Let's say I work a normal 9-5 job for a large company, like Ford. Let's further say I'm a Democrat, but Ford decides to donate a large sum of money to a Republican candidate. (Or, if you'd rather not consider party affiliation, just assume I disgree with the candidate's platform.) Essentially, my work is now directly going to fund policies that I disagree with. Does that mean I should quit my job and go work for a corporation that supports Democrats?

This can happen in a way without corporations being able to directly contribute, but at least the money is funneled through the compensation of the executives and it's their own personal decision. Although I might think the executive is overpaid, I have no right to tell anyone else how to spend their own money.

Similarly, what if I'm an average American and I have some of my IRA/401(k) invested in Ford, who then backs a political candidate I don't agree with.

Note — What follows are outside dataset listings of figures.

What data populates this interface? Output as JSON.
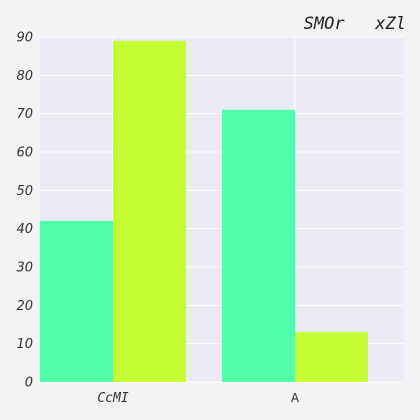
{
  "chart_data": {
    "type": "bar",
    "title": "SMOr   xZl",
    "xlabel": "",
    "ylabel": "",
    "categories": [
      "CcMI",
      "A"
    ],
    "series": [
      {
        "values": [
          42,
          71
        ],
        "color": "#50ffaa"
      },
      {
        "values": [
          89,
          13
        ],
        "color": "#c3ff32"
      }
    ],
    "ylim": [
      0,
      90
    ],
    "yticks": [
      0,
      10,
      20,
      30,
      40,
      50,
      60,
      70,
      80,
      90
    ],
    "grid": true,
    "background_color": "#eaeaf2",
    "grid_color": "#ffffff"
  }
}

In a less direct way, my money (used to purchase stock in the company) is being used to fund political decisions I disagree with. Should I sell my stock?

The missing element that it seems no one is talking about is that the ruling essentially politicizes both the employer-employee relationship and the corporation-stockholder relationship.




> Let's further say I'm a Democrat, but Ford decides to donate a large sum of money to a Republican candidate.

So what? You're an employee, not a shareholder.

Shareholders are free to vote out management. They're also free to choose which companies to own.

> Should I sell my stock?

Yes.

You're not obligted to buy/own their stock, they're not obligated to do as you'd like (unless enough of your fellow owners agree).